Marina Amaral entrevista Natália Pasternak
Agência Pública - A Fiocruz lançou uma nota técnica alertando para a contra indicação para o uso de hidroxicloroquina ou de cloroquina com azitromicina, que é exatamente o que já está sendo prescrito em hospitais com ensaios clínicos registrados ou não. Isso representa um risco para a população?
Sim, porque há um risco cardíaco aumentado. Tanto a hidroxicloroquina como a azitromicina aumentam o risco de arritmia. E essas arritmias são sérias, podem levar até a uma parada cardíaca. Foi isso que o pessoal da Fiocruz de Manaus, do Instituto de Medicina Tropical, observou. Eles fizeram um trabalho comparando doses diferentes, no caso eles usaram cloroquina e azitromicina, e viram que aumentava o risco cardíaco – tiveram até que interromper o estudo no meio porque o grupo que estava com a dose mais alta apresentou muita alteração cardíaca.
Tem vários outros estudos que estão saindo pelo mundo que estão mostrando também o risco dessa combinação de hidroxicloroquina e azitromicina. A gente tem um hospital em Nice (França) que parou de usar essa combinação porque, acompanhando os pacientes com eletrocardiograma várias vezes por dia, eles perceberam a arritmia e pararam de usar esses medicamentos. A mesma coisa aconteceu na Suécia e em um hospital em Michigan. Agora, é importante destacar que eles estavam acompanhando os pacientes com eletrocardiograma, por isso perceberam as alterações e pararam de usar. Por acaso a gente tem no SUS condição de monitorar todos os pacientes com eletrocardiograma 2, 3 vezes por dia pra ver se está tendo arritmia? No Einstein talvez eles possam fazer mas e no SUS?
Eu acho bastante complicado.
Também está sendo muito usado na rede Prevent Senior que atende muitos idosos.
Sim. E o protocolo da Prevent Senior não é hospitalar. O protocolo deles é atendimento por telemedicina e eles mandam entregar os medicamentos na casa da pessoa: hidroxicloroquina + azitromicina. Daí, eu fico com mais medo ainda. Imagina o idoso, recebe o remédio em casa, vai tomar sozinho, com acompanhamento só por telefone, e ele tem uma parada cardíaca!
Perdeu a chance de se recuperar. Porque outro ponto que eu queria destacar é exatamente a alta probabilidade de cura da doença.
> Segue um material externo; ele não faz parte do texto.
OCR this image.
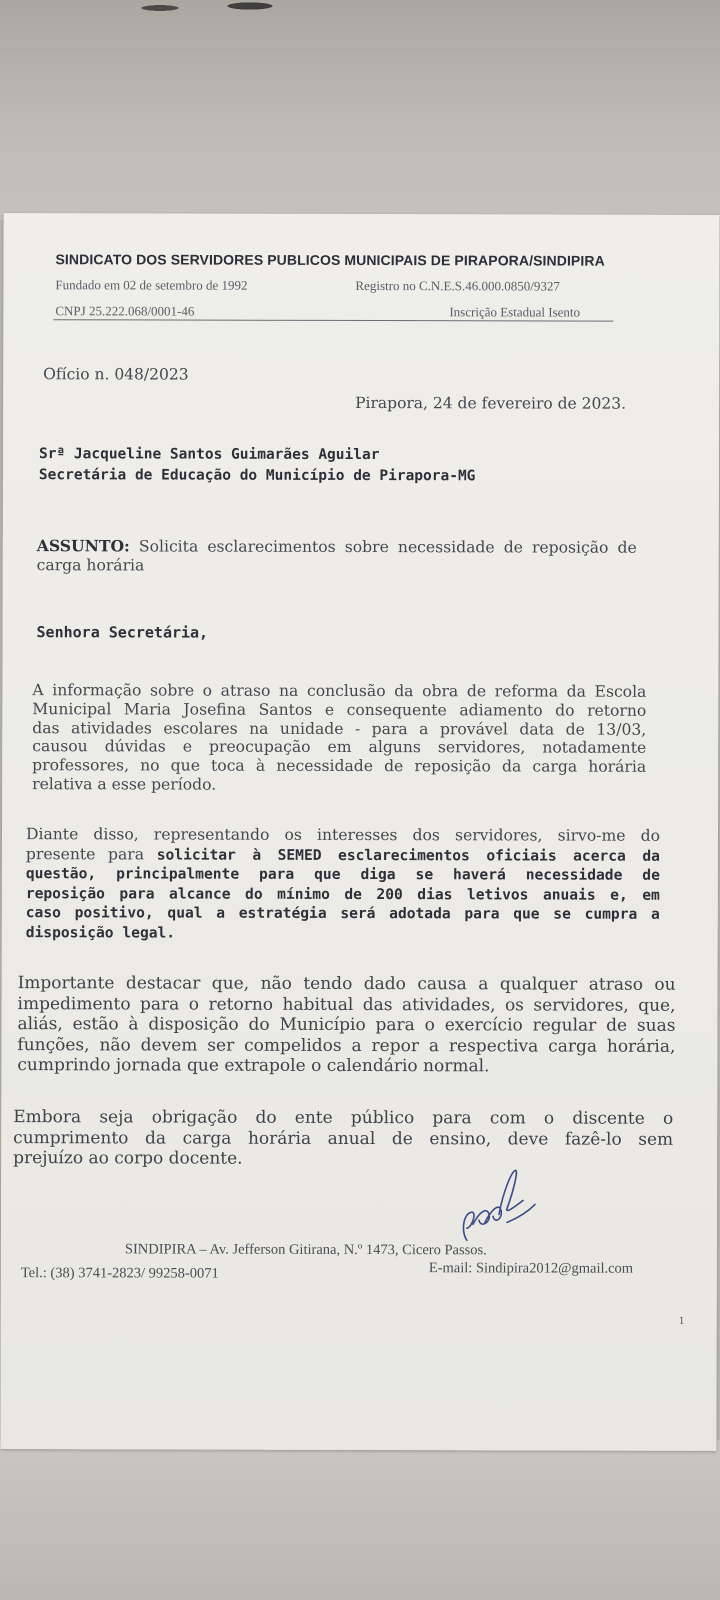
SINDICATO DOS SERVIDORES PUBLICOS MUNICIPAIS DE PIRAPORA/SINDIPIRA
Fundado em 02 de setembro de 1992	Registro no C.N.E.S.46.000.0850/9327
CNPJ 25.222.068/0001-46	Inscrição Estadual Isento
Ofício n. 048/2023
Pirapora, 24 de fevereiro de 2023.
Srª Jacqueline Santos Guimarães Aguilar
Secretária de Educação do Município de Pirapora-MG
ASSUNTO: Solicita esclarecimentos sobre necessidade de reposição de
carga horária
Senhora Secretária,
A informação sobre o atraso na conclusão da obra de reforma da Escola
Municipal Maria Josefina Santos e consequente adiamento do retorno
das atividades escolares na unidade - para a provável data de 13/03,
causou dúvidas e preocupação em alguns servidores, notadamente
professores, no que toca à necessidade de reposição da carga horária
relativa a esse período.
Diante disso, representando os interesses dos servidores, sirvo-me do
presente para solicitar à SEMED esclarecimentos oficiais acerca da
questão, principalmente para que diga se haverá necessidade de
reposição para alcance do mínimo de 200 dias letivos anuais e, em
caso positivo, qual a estratégia será adotada para que se cumpra a
disposição legal.
Importante destacar que, não tendo dado causa a qualquer atraso ou
impedimento para o retorno habitual das atividades, os servidores, que,
aliás, estão à disposição do Município para o exercício regular de suas
funções, não devem ser compelidos a repor a respectiva carga horária,
cumprindo jornada que extrapole o calendário normal.
Embora seja obrigação do ente público para com o discente o
cumprimento da carga horária anual de ensino, deve fazê-lo sem
prejuízo ao corpo docente.
SINDIPIRA – Av. Jefferson Gitirana, N.º 1473, Cicero Passos.
Tel.: (38) 3741-2823/ 99258-0071	E-mail: Sindipira2012@gmail.com
1
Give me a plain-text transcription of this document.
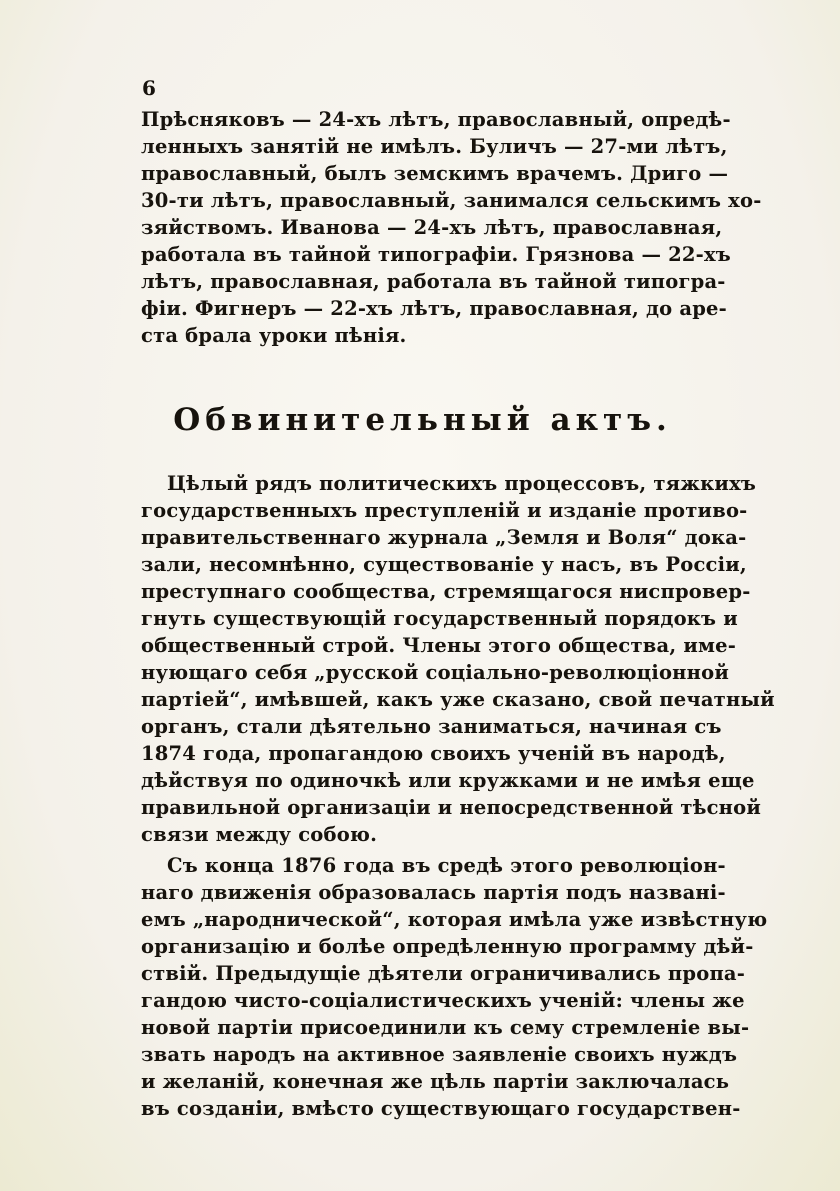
6
Прѣсняковъ — 24-хъ лѣтъ, православный, опредѣ-
ленныхъ занятій не имѣлъ. Буличъ — 27-ми лѣтъ,
православный, былъ земскимъ врачемъ. Дриго —
30-ти лѣтъ, православный, занимался сельскимъ хо-
зяйствомъ. Иванова — 24-хъ лѣтъ, православная,
работала въ тайной типографіи. Грязнова — 22-хъ
лѣтъ, православная, работала въ тайной типогра-
фіи. Фигнеръ — 22-хъ лѣтъ, православная, до аре-
ста брала уроки пѣнія.
Обвинительный актъ.
Цѣлый рядъ политическихъ процессовъ, тяжкихъ
государственныхъ преступленій и изданіе противо-
правительственнаго журнала „Земля и Воля“ дока-
зали, несомнѣнно, существованіе у насъ, въ Россіи,
преступнаго сообщества, стремящагося ниспровер-
гнуть существующій государственный порядокъ и
общественный строй. Члены этого общества, име-
нующаго себя „русской соціально-революціонной
партіей“, имѣвшей, какъ уже сказано, свой печатный
органъ, стали дѣятельно заниматься, начиная съ
1874 года, пропагандою своихъ ученій въ народѣ,
дѣйствуя по одиночкѣ или кружками и не имѣя еще
правильной организаціи и непосредственной тѣсной
связи между собою.
Съ конца 1876 года въ средѣ этого революціон-
наго движенія образовалась партія подъ названі-
емъ „народнической“, которая имѣла уже извѣстную
организацію и болѣе опредѣленную программу дѣй-
ствій. Предыдущіе дѣятели ограничивались пропа-
гандою чисто-соціалистическихъ ученій: члены же
новой партіи присоединили къ сему стремленіе вы-
звать народъ на активное заявленіе своихъ нуждъ
и желаній, конечная же цѣль партіи заключалась
въ созданіи, вмѣсто существующаго государствен-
Sim! É incômoda, é difícil, mesmo as pessoas que têm sintomas e não são hospitalizadas falam que é complicado, é uma doença bem debilitante. Mas a grande maioria se recupera. E a gente começar a dar esse remédio, que tem esse risco cardíaco, e se a gente estiver realmente atrapalhando em vez de ajudar? Não é algo inócuo, não é uma coisa que você possa falar ‘se não deu certo, não deu’. Pode atrapalhar, tem um risco ali, principalmente usando essa combinação.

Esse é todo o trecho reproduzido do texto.